Roma. Dopo la schiarita di ieri tra ministro Fornero e sindacati sulla Riforma del mercato del lavoro, questa mattina il presidente del Consiglio Mario Monti ha annunciato la convocazione delle Parti sociali  per martedì 20 marzo alle 15:30. Il governo, si legge in una nota,  "considera positivamente lo spirito di collaborazione e il contributo di idee offerto sin dal primo momento dalle parti sociali". La riunione verterà sulla "Riforma del lavoro in una prospettiva di crescita'' e sarà l'occasione per tirare le somme di un percorso di dialogo avviato a Palazzo Chigi il 23 gennaio 2012 e che porterà ad una conclusione, auspicabilmente con un pieno accordo, entro la fine di marzo. Il governo, si legge in un comunicato, ha sempre considerato la riforma del mercato del lavoro una priorità della sua azione nonché uno strumento essenziale per offrire nuovo impulso alla crescita del Paese. All'incontro prenderanno parte anche il Ministro dello sviluppo economico Corrado Passera, il Ministro dell'istruzione e della ricerca scientifica Francesco Profumo, il Vice Ministro dell'economia e delle finanze Vittorio Grilli e il Sottosegretario alla Presidenza del Consiglio Antonio Catricalà.

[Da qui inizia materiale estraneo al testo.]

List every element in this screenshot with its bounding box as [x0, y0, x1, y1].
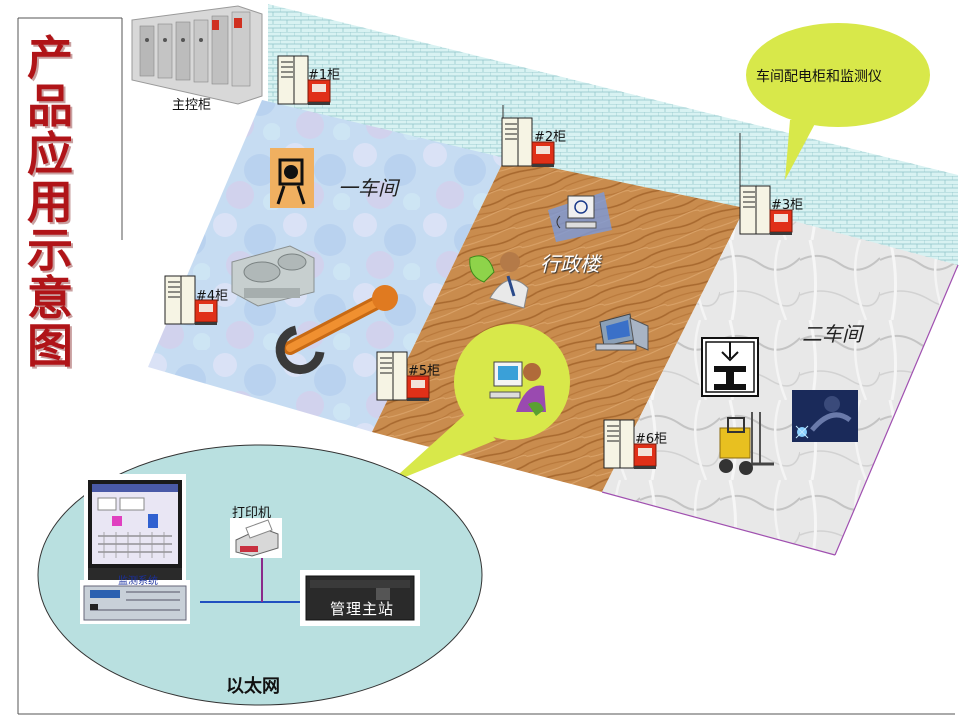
- workshop1-floor: [148, 100, 505, 432]
- ethernet-label: 以太网: [226, 676, 280, 697]
- printer-icon: [230, 518, 282, 558]
- main-control-cabinet: [131, 5, 263, 105]
- workshop2-edge-right: [834, 264, 959, 556]
- computer-web-icon: [548, 192, 612, 242]
- callout-text: 车间配电柜和监测仪: [756, 69, 882, 85]
- cabinet-icons: [164, 55, 793, 469]
- cabinet-6-label: #6柜: [635, 432, 668, 447]
- workshop1-label: 一车间: [338, 176, 398, 200]
- workshop2-label: 二车间: [802, 322, 862, 346]
- forklift-icon: [719, 412, 774, 475]
- cabinet-3-icon: [739, 185, 793, 235]
- cabinet-4-label: #4柜: [196, 289, 229, 304]
- cabinet-1-icon: [277, 55, 331, 105]
- business-person-icon: [469, 252, 529, 309]
- cabinet-2-icon: [501, 117, 555, 167]
- main-cabinet-label: 主控柜: [172, 98, 212, 113]
- boiler-icon: [270, 148, 314, 208]
- wall-strip: [268, 4, 958, 275]
- monitoring-screen: [84, 474, 186, 586]
- cabinet-2-label: #2柜: [534, 130, 567, 145]
- crane-hoist-icon: [701, 337, 759, 397]
- workshop2-floor: [602, 208, 958, 555]
- cabinet-4-icon: [164, 275, 218, 325]
- chiller-machine-icon: [231, 245, 315, 307]
- wrench-icon: [275, 285, 398, 375]
- cabinet-1-label: #1柜: [308, 68, 341, 83]
- management-station: [300, 570, 420, 626]
- monitoring-caption: 监测系统: [118, 576, 158, 587]
- workshop2-edge: [601, 491, 836, 556]
- callout-bubble: [746, 23, 930, 180]
- welder-icon: [792, 390, 858, 442]
- desktop-computer-icon: [595, 313, 649, 351]
- cabinet-6-icon: [603, 419, 657, 469]
- cabinet-5-label: #5柜: [408, 364, 441, 379]
- admin-label: 行政楼: [540, 252, 600, 276]
- printer-label: 打印机: [232, 506, 272, 521]
- station-label: 管理主站: [330, 600, 395, 618]
- page-title: 产品应用示意图: [27, 31, 73, 373]
- rack-device: [80, 580, 190, 624]
- cabinet-5-icon: [376, 351, 430, 401]
- operator-icon: [489, 361, 546, 416]
- cabinet-3-label: #3柜: [771, 198, 804, 213]
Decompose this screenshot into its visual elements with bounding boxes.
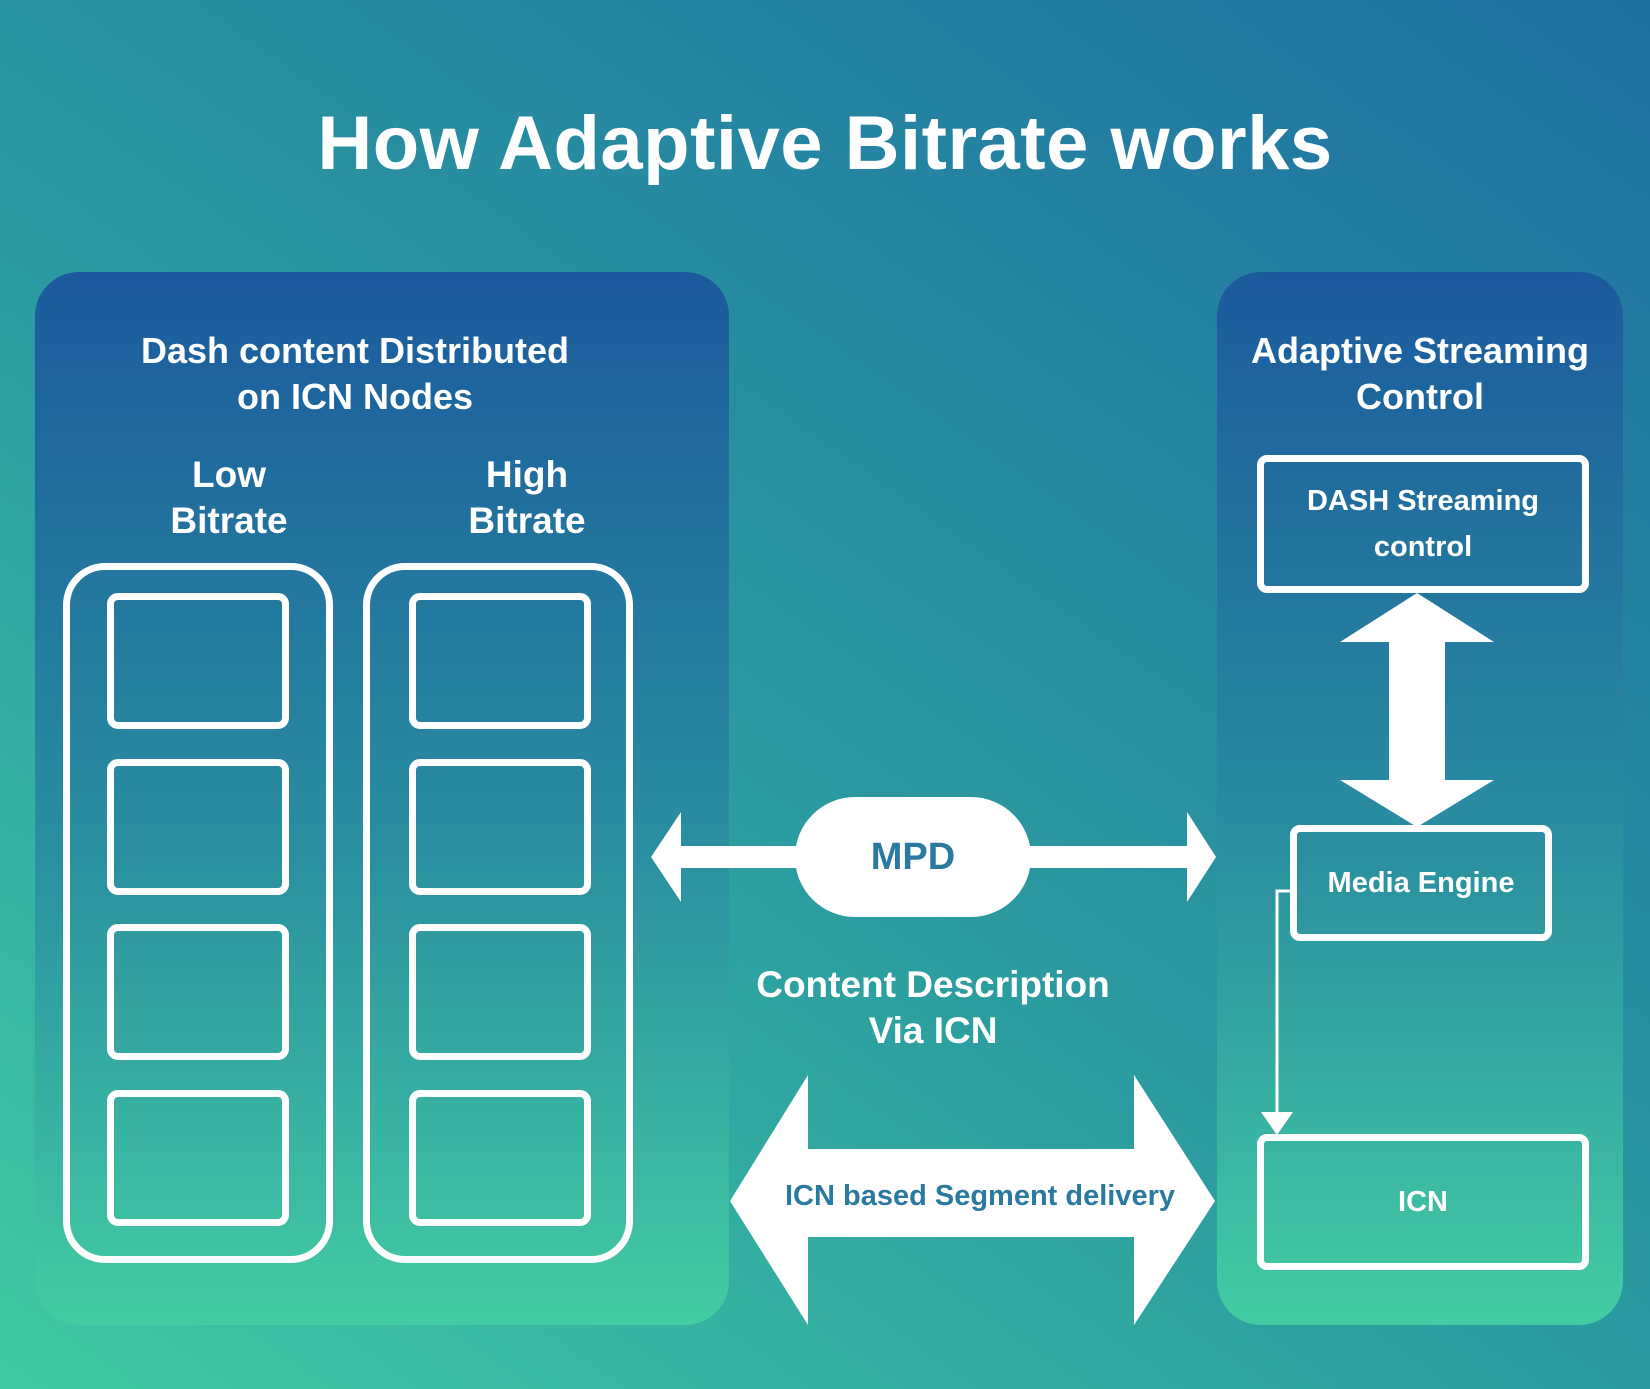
content-description-line2: Via ICN	[868, 1010, 998, 1051]
adaptive-streaming-title-line1: Adaptive Streaming	[1250, 330, 1590, 371]
low-bitrate-segment	[107, 593, 289, 729]
low-bitrate-label-line1: Low	[192, 454, 266, 495]
high-bitrate-column	[363, 563, 633, 1263]
mpd-label: MPD	[870, 835, 956, 878]
low-bitrate-column	[63, 563, 333, 1263]
high-bitrate-segment	[409, 924, 591, 1060]
vertical-double-arrow-icon	[1340, 593, 1494, 827]
dash-streaming-control-line1: DASH Streaming	[1306, 485, 1540, 517]
icn-nodes-title-line1: Dash content Distributed	[140, 330, 570, 371]
low-bitrate-segment	[107, 1090, 289, 1226]
mpd-pill: MPD	[795, 797, 1031, 917]
high-bitrate-segment	[409, 1090, 591, 1226]
content-description-text: Content Description Via ICN	[700, 962, 1166, 1054]
icn-box: ICN	[1257, 1134, 1589, 1270]
icn-label: ICN	[1398, 1185, 1448, 1218]
adaptive-streaming-title-line2: Control	[1356, 376, 1484, 417]
media-engine-to-icn-connector	[1275, 889, 1290, 1118]
content-description-line1: Content Description	[756, 964, 1110, 1005]
dash-streaming-control-box: DASH Streaming control	[1257, 455, 1589, 593]
segment-delivery-double-arrow-icon	[730, 1075, 1215, 1325]
low-bitrate-label-line2: Bitrate	[170, 500, 288, 541]
diagram-title: How Adaptive Bitrate works	[317, 101, 1333, 186]
low-bitrate-segment	[107, 924, 289, 1060]
adaptive-streaming-panel-title: Adaptive Streaming Control	[1217, 328, 1623, 420]
icn-nodes-panel: Dash content Distributed on ICN Nodes Lo…	[35, 272, 729, 1325]
icn-nodes-title-line2: on ICN Nodes	[236, 376, 473, 417]
dash-streaming-control-line2: control	[1373, 531, 1473, 563]
media-engine-label: Media Engine	[1327, 866, 1515, 899]
icn-nodes-panel-title: Dash content Distributed on ICN Nodes	[35, 328, 675, 420]
media-engine-box: Media Engine	[1290, 825, 1552, 941]
low-bitrate-segment	[107, 759, 289, 895]
connector-arrowhead-icon	[1261, 1112, 1293, 1135]
high-bitrate-label-line1: High	[485, 454, 569, 495]
low-bitrate-label: Low Bitrate	[97, 452, 361, 544]
high-bitrate-label-line2: Bitrate	[468, 500, 586, 541]
high-bitrate-segment	[409, 759, 591, 895]
high-bitrate-segment	[409, 593, 591, 729]
high-bitrate-label: High Bitrate	[395, 452, 659, 544]
segment-delivery-label: ICN based Segment delivery	[784, 1180, 1176, 1212]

Articolo 18 sul modello tedesco
Secondo indiscrezioni della stampa, il ministro Fornero ieri ha iniziato a scoprire le carte sulla manutenzione dell’articolo 18 dello Statuto dei Lavoratori. Il nuovo assetto si ispirerebbe al modello tedesco e prevederebbe la possibilità di licenziare anche per motivi economici, e tempi più veloci per la decisione del giudice nei casi di ricorso del lavoratore.
Più risorse per gli ammortizzatori e fondo esodi presso l’Inps
A rasserenare il clima, sarebbe stato anche l’aumento dei fondi destinati agli ammortizzatori sociali. Il governo si sarebbe detto pronto a stanziare 3,8 miliardi all’anno di euro all’anno. E il periodo di transizione durerebbe di più. Sempre secondo indiscrezioni nascerebbe il fondo esodi presso l’Inps, per gestire i casi di esuberi aziendali per lavoratori a un passo dalla pensione. Il periodo di copertura non dovrebbe superare i 4 anni.
Questione Fiat: la Fornero riferisce al Senato
«Le imprese industriali sono vitali per l'economia del Paese, ma non spetta al governo dire alle imprese cosa debbono e non debbono fare e non spetta al governo aiutare le imprese, secondo meccanismi del passato non più consentiti in ambito Ue, a tirare avanti... magari galleggiando che non è conveniente per economia, per l'occupazione e la sostenibilità ed economicità delle produzioni». Così intanto il ministro del Lavoro, Elsa Fornero, al Senato sulle prospettive occupazionali di Fiat critica la visione che sottende alla informativa chiesta da palazzo Madama che si rifà a «relazioni tra governo e imprese che non appartiene a questo governo». «Quello che il governo vuole e deve fare è di creare un ambiente favorevole alle imprese - prosegue - vogliamo cioé che trovino nel nostro Paese un ambiente favorevole per produttività, buone relazioni industriali». Principi a cui «è ispirata la riforma del mercato del lavoro che è un prerequisito non solo per un buon funzionamento del mercato del lavoro ma anche per il funzionamento di tutta l'economia e premessa di tutti gli investimenti perché è dall'investimento produttivo che può arrivare lavoro stabile...ed è questo che il govenro vuole promuovere", conclude.